4. Storehouse. Storehouse is a visual storytelling app for iOS that allows your child to quickly build elegant and engaging digital media “pages.” In a simple drag-and-drop format, your child can embed videos, pictures and text to tell stories, express ideas, document processes, and more. And if she gets just a little bit creative with the text features and images and video, when she's done she'll have something better than the sum of those individual parts. Storehouse is currently available for the iOS platform only.
5. Today’s Doc. Today’s Doc is a series of 365 important documents in American history. From the Declaration of Independence to the Emancipation Proclamation to various presidential inaugural addresses, this app allows children to see important milestones in the relatively short and tumultuous history of the United States one document at a time. Even for international students, this compressed history of the United States can be a revealing study in how nations form.

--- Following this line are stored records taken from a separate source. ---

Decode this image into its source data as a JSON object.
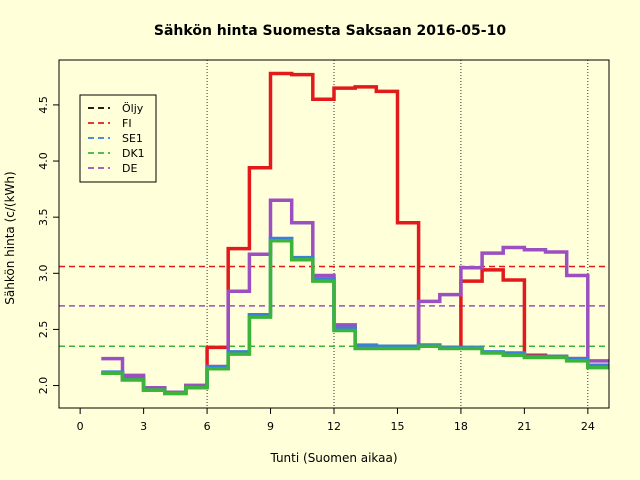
{
  "chart_data": {
    "type": "line",
    "title": "Sähkön hinta Suomesta Saksaan 2016-05-10",
    "xlabel": "Tunti (Suomen aikaa)",
    "ylabel": "Sähkön hinta (c/(kWh)",
    "xlim": [
      -1,
      25
    ],
    "ylim": [
      1.8,
      4.9
    ],
    "x_ticks": [
      0,
      3,
      6,
      9,
      12,
      15,
      18,
      21,
      24
    ],
    "y_ticks": [
      2.0,
      2.5,
      3.0,
      3.5,
      4.0,
      4.5
    ],
    "vertical_gridlines": [
      6,
      12,
      18,
      24
    ],
    "legend_position": "top-left",
    "legend": [
      {
        "label": "Öljy",
        "color": "#000000"
      },
      {
        "label": "FI",
        "color": "#e31a1c"
      },
      {
        "label": "SE1",
        "color": "#3a7fd8"
      },
      {
        "label": "DK1",
        "color": "#3cb43c"
      },
      {
        "label": "DE",
        "color": "#9b4fc0"
      }
    ],
    "hours": [
      1,
      2,
      3,
      4,
      5,
      6,
      7,
      8,
      9,
      10,
      11,
      12,
      13,
      14,
      15,
      16,
      17,
      18,
      19,
      20,
      21,
      22,
      23,
      24,
      25
    ],
    "series": [
      {
        "name": "FI",
        "color": "#e31a1c",
        "average": 3.06,
        "values": [
          2.11,
          2.05,
          1.96,
          1.93,
          2.0,
          2.34,
          3.22,
          3.94,
          4.78,
          4.77,
          4.55,
          4.65,
          4.66,
          4.62,
          3.45,
          2.36,
          2.34,
          2.93,
          3.03,
          2.94,
          2.27,
          2.26,
          2.24,
          2.17,
          2.17
        ]
      },
      {
        "name": "DE",
        "color": "#9b4fc0",
        "average": 2.71,
        "values": [
          2.24,
          2.09,
          1.98,
          1.94,
          2.0,
          2.17,
          2.84,
          3.17,
          3.65,
          3.45,
          2.98,
          2.54,
          2.34,
          2.34,
          2.34,
          2.75,
          2.81,
          3.05,
          3.18,
          3.23,
          3.21,
          3.19,
          2.98,
          2.22,
          2.22
        ]
      },
      {
        "name": "SE1",
        "color": "#3a7fd8",
        "average": 2.35,
        "values": [
          2.12,
          2.06,
          1.96,
          1.93,
          1.99,
          2.16,
          2.3,
          2.63,
          3.31,
          3.14,
          2.95,
          2.51,
          2.36,
          2.35,
          2.35,
          2.36,
          2.34,
          2.34,
          2.3,
          2.29,
          2.26,
          2.26,
          2.24,
          2.18,
          2.18
        ]
      },
      {
        "name": "DK1",
        "color": "#3cb43c",
        "average": 2.35,
        "values": [
          2.11,
          2.05,
          1.96,
          1.93,
          1.98,
          2.15,
          2.28,
          2.61,
          3.29,
          3.12,
          2.93,
          2.49,
          2.33,
          2.33,
          2.33,
          2.35,
          2.33,
          2.33,
          2.29,
          2.27,
          2.25,
          2.25,
          2.22,
          2.16,
          2.16
        ]
      }
    ]
  }
}
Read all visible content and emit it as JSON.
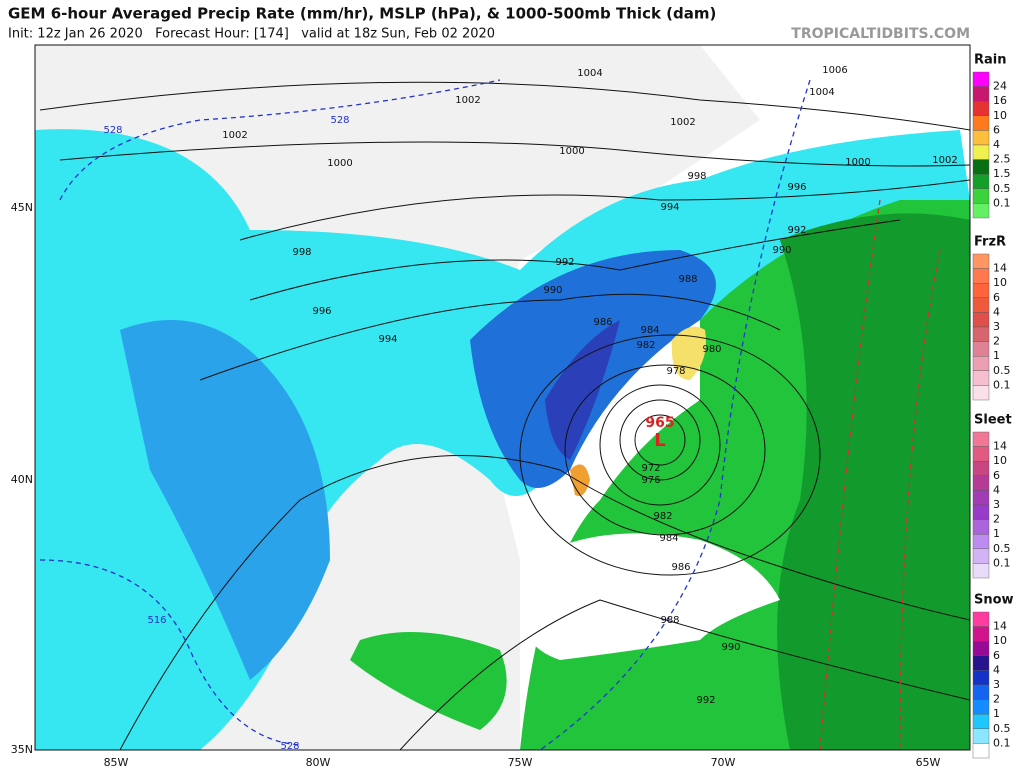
{
  "header": {
    "title": "GEM 6-hour Averaged Precip Rate (mm/hr), MSLP (hPa), & 1000-500mb Thick (dam)",
    "subtitle": "Init: 12z Jan 26 2020   Forecast Hour: [174]   valid at 18z Sun, Feb 02 2020",
    "site": "TROPICALTIDBITS.COM"
  },
  "low": {
    "pressure": "965",
    "symbol": "L"
  },
  "isobar_labels": [
    "1004",
    "1006",
    "1004",
    "1002",
    "1002",
    "1002",
    "1000",
    "1000",
    "1000",
    "1002",
    "998",
    "996",
    "994",
    "998",
    "992",
    "992",
    "990",
    "990",
    "988",
    "996",
    "986",
    "984",
    "994",
    "982",
    "980",
    "978",
    "972",
    "976",
    "982",
    "984",
    "986",
    "988",
    "990",
    "992"
  ],
  "thickness_labels": [
    "528",
    "528",
    "516",
    "528"
  ],
  "axes": {
    "lat_labels": [
      "45N",
      "40N",
      "35N"
    ],
    "lon_labels": [
      "85W",
      "80W",
      "75W",
      "70W",
      "65W"
    ]
  },
  "legends": [
    {
      "title": "Rain",
      "labels": [
        "24",
        "16",
        "10",
        "6",
        "4",
        "2.5",
        "1.5",
        "0.5",
        "0.1"
      ]
    },
    {
      "title": "FrzR",
      "labels": [
        "14",
        "10",
        "6",
        "4",
        "3",
        "2",
        "1",
        "0.5",
        "0.1"
      ]
    },
    {
      "title": "Sleet",
      "labels": [
        "14",
        "10",
        "6",
        "4",
        "3",
        "2",
        "1",
        "0.5",
        "0.1"
      ]
    },
    {
      "title": "Snow",
      "labels": [
        "14",
        "10",
        "6",
        "4",
        "3",
        "2",
        "1",
        "0.5",
        "0.1"
      ]
    }
  ]
}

Today’s Doc is currently available for the iOS platform only.
6. Knowji. Knowji is a series of vocabulary learning apps that introduce children to new words in context. Words have pictures, sentence usage, synonyms, antonyms, and more to help children make sense of unfamiliar language. Most useful, however, is the adaptive component of Knowji apps that help tailor the experience for individual users, making it a more authentic learning experience for your child. Knowji is currently available for the iOS platform only.
7. Duolingo. Duolingo is widely accepted as the best free language learning app available. Duolingo introduces children to a carefully scaffolded sequence of learning opportunities, starting with simple vocabulary, and eventually working up to conversational foreign language use. It’s also gamified, and lets users compete with others as they progress. Duolingo is available for both iOS and Android.
8. Brainfeed. Brainfeed organizes the chaos that is YouTube into interesting, and often compelling channels that children can browse to see what strikes their fancy. YouTube is an extraordinary source of useful content, but it can be hard to find what you’re looking for. Brainfeed is an attempt to make that process easier, and it succeeds phenomenally at that task. Brainfeed is currently available for the iOS platform only.
9. Kindle. You’re probably familiar with the concept of Kindle; now, what used to be hardware to read books is also an app for iOS and Android. Your child may think he hates to read, but it’s far more likely that he's simply a picky reader. With literacy the foundation of almost all formal learning, reading is crucial. Apps like Kindle and iBooks offer an enormous digital library available at a single click, and samples for almost every single one. This makes reading more accessible than ever, and apps like Kindle among the most important additions to your tablet of choice. Kindle is available for both iOS and Android.
10. Summary Pro. Summary Pro is one of the most useful PDF tools available. Assuming they’re old enough to seek out, work with, create and save PDF files, Summary Pro will allow kids to take digital content from other apps and create summaries, notes and other useful “idea forms” for saving, sending or publishing. It also works with Microsoft Word, Apple Pages and other software they’re accustomed to using. Summary Pro is currently available for the iOS platform only.